Devotees of TED talks and students of technological history already know the end
of this story: Termen stumbled upon a means of making music out of thin air.
Whenever he put his hands near the metal terminals, the pitch of the signal changed.
He learned that he could manipulate the pitch by the precise position and motion of
his hands. He called his device the “etherphone,” known today as the theremin, an
anglicized version of his name. The other app was a
larger-scale version of this
apparatus, one that was sensitive to movement within a radius of several meters. It
was the first motion detector—sentry of the ether. He demonstrated both of these
instruments at the Kremlin, playing his etherphone with abandon for Comrade Lenin.

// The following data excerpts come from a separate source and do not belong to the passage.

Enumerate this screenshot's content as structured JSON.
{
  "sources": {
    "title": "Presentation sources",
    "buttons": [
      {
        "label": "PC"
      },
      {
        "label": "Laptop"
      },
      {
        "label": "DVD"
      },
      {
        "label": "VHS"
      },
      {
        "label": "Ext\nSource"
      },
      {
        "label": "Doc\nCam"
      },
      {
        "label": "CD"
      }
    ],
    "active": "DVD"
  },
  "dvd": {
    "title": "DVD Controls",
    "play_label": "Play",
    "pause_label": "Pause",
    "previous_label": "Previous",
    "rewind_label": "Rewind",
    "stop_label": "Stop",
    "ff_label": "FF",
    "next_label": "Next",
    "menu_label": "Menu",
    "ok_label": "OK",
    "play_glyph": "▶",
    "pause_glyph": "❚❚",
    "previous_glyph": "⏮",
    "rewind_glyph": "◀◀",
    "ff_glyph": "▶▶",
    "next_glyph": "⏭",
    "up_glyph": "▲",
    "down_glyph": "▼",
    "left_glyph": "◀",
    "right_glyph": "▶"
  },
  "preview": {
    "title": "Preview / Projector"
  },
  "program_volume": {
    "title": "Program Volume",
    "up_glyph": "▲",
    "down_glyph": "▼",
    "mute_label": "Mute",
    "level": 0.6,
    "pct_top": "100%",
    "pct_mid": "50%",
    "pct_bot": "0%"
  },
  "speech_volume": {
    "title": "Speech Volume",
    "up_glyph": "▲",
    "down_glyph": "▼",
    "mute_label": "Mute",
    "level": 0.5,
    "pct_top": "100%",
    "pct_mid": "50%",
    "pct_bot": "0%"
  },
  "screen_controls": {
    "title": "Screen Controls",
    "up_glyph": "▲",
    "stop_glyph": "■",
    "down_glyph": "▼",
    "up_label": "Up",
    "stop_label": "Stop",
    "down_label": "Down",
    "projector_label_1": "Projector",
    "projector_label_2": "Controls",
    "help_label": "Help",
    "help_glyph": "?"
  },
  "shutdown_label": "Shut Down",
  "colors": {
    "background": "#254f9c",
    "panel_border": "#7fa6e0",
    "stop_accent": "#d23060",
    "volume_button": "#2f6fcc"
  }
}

While Lenin delighted in the etherphone, he put the motion detector immediately to
work in watching over the Soviet stashes of gold. If anyone crossed the
electromagnetic
line around the gold, they’d set off a silent alarm. Big Brother
suddenly had electric eyes.
The moral of the story is simple: Termen’s devices brought both light and
darkness to the world. In a poignant talk, “Our Comrade the Electron,” Maciej
Ceglowski pointed out these two themes in all of Termen’s inventions: as soon as they
gave
shape to airy nothing, they were usurped by dark forces. Lenin even co-opted
electricity in his propaganda, equating communism with Soviet power plus the
electrification of the country.
2
But it was Stalin who rounded up Termen and his
peers, threw them into the Kolyma gulag, and forced them
to invent instruments of
tyranny.
We’ve heard bitcoin used with similar grandiosity in campaigns of all stripes.
Like every revolutionary technology, the bitcoin blockchain has its upside and its
downside. In the previous chapters, we’ve walked you through the many promises of
this technology. This chapter shines a spotlight on ten showstoppers—problems and
perils. Forgive us if some of these are technically complicated. We think it imprudent
to supersimplify these issues: we need a certain level of detail for precision.
As well, after reading this section you may
be tempted to dismiss these
blockchain innovators because they face serious obstacles. We encourage you to
consider whether these are either “reasons the blockchain is a bad idea” or
“implementation challenges to overcome.” We think it’s the latter, and we’d like
innovators to view these as important problems to solve creatively as we transition to
the second era of the Internet. For each challenge, we propose some solutions. In the
final chapter, we present our thinking on what we
can do overall to ensure the
fulfillment of the blockchain’s promise.